Yesterday, DelBene reintroduced the bill she proposed last session that would “prohibit any U.S. government official from establishing or utilizing a registry for the purposes of classifying or surveilling individuals on the basis of religious affiliation.”

“I grave concerns about his willingness to support equality for all Americans,” DelBene told me during the recess in December. “He [Trump] says he supports all Americans, yet he has made comments attacking people of different religious faiths. I introduced the ‘No Religious Registry Act’ [last session] because of his comments about creating a Muslim registry. We shouldn’t even be talking about having to put forward pieces of legislation like this. My biggest concern is his targeting and taking away constitutional rights of Americans. And making sure that he lives up to his pledge to be a president for all Americans. We’ll have to reintroduce it and build support.”

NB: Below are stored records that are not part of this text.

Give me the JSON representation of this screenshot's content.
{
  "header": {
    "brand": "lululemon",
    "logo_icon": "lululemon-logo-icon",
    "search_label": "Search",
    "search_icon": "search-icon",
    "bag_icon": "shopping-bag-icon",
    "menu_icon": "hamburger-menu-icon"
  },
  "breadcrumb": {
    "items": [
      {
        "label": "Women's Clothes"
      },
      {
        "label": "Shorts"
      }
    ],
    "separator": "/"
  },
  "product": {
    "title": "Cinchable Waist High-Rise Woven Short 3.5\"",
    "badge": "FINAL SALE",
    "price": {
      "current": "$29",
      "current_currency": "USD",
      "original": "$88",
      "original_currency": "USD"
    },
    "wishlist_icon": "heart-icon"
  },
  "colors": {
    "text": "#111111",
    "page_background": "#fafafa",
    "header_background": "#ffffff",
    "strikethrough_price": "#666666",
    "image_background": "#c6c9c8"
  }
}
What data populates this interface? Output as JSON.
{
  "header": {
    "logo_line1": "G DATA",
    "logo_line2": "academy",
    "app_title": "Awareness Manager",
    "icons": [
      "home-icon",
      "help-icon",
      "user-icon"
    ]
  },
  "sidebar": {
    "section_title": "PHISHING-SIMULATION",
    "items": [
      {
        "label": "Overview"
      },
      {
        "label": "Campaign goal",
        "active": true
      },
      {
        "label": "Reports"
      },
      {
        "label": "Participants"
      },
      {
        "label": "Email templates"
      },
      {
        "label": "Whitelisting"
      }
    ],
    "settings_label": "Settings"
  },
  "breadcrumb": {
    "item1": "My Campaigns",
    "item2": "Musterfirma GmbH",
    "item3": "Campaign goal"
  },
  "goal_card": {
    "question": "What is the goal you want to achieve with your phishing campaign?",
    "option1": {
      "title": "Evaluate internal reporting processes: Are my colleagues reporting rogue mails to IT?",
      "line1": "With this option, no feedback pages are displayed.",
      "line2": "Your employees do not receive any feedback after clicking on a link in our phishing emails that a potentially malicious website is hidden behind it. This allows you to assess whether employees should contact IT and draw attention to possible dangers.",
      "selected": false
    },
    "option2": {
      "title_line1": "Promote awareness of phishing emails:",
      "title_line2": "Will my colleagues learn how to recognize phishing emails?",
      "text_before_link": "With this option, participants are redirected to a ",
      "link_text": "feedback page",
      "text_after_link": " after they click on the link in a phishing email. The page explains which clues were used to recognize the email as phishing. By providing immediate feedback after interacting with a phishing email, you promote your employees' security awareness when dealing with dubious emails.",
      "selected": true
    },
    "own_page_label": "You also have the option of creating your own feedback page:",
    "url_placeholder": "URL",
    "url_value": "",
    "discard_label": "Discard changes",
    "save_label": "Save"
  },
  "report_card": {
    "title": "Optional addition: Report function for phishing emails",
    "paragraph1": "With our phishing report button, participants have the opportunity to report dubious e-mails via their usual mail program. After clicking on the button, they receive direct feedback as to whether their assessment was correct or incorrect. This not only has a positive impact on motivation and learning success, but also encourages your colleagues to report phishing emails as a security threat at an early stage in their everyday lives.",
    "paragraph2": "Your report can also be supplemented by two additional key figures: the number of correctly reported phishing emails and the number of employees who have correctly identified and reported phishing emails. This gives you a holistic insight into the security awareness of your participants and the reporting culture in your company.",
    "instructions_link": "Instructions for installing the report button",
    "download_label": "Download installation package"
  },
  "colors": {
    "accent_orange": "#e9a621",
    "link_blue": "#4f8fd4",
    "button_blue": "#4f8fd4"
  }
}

And yesterday, in a press statement, DelBene said: “It’s unfortunate I even have to introduce the No Religious Registry Act to prohibit this administration from violating the constitutional rights of Americans, but intolerance and hate have no place in our government.”

4. Oy. Everybody’s in a DISLIKING mood these days. #January20.

So, I’ll throw in a LIKE. I LIKE this idea: An apartment building in NYC provides tenants with access to a fleet of onsite car share cars.  

The building has partnered ReachNow—the new car share fleet here in Seattle that set up shop last year to compete with Car2Go. The idea allows apartment buildings to scale back on parking space (when residents are sharing, every single tenant doesn’t need their own car stall) and saves the city from having to give up more street parking spots.

I hope the idea is a success so that ReachNow puts it into play here too. Fast Company blog Co.Exist reports:

Opening up semi-private residential schemes allows BMW to extend its reach without haggling with cities over public parking spaces—a hard task in congested urban centers.

Lipson and Lubinsky say cities could spur private car-sharing by awarding tax breaks and "density bonuses" to developers that take on the idea. They see it as a way of expanding vehicle sharing without taking up more public space. "This is an opportunity to create a new form of zero-emission mobility," Lipson says.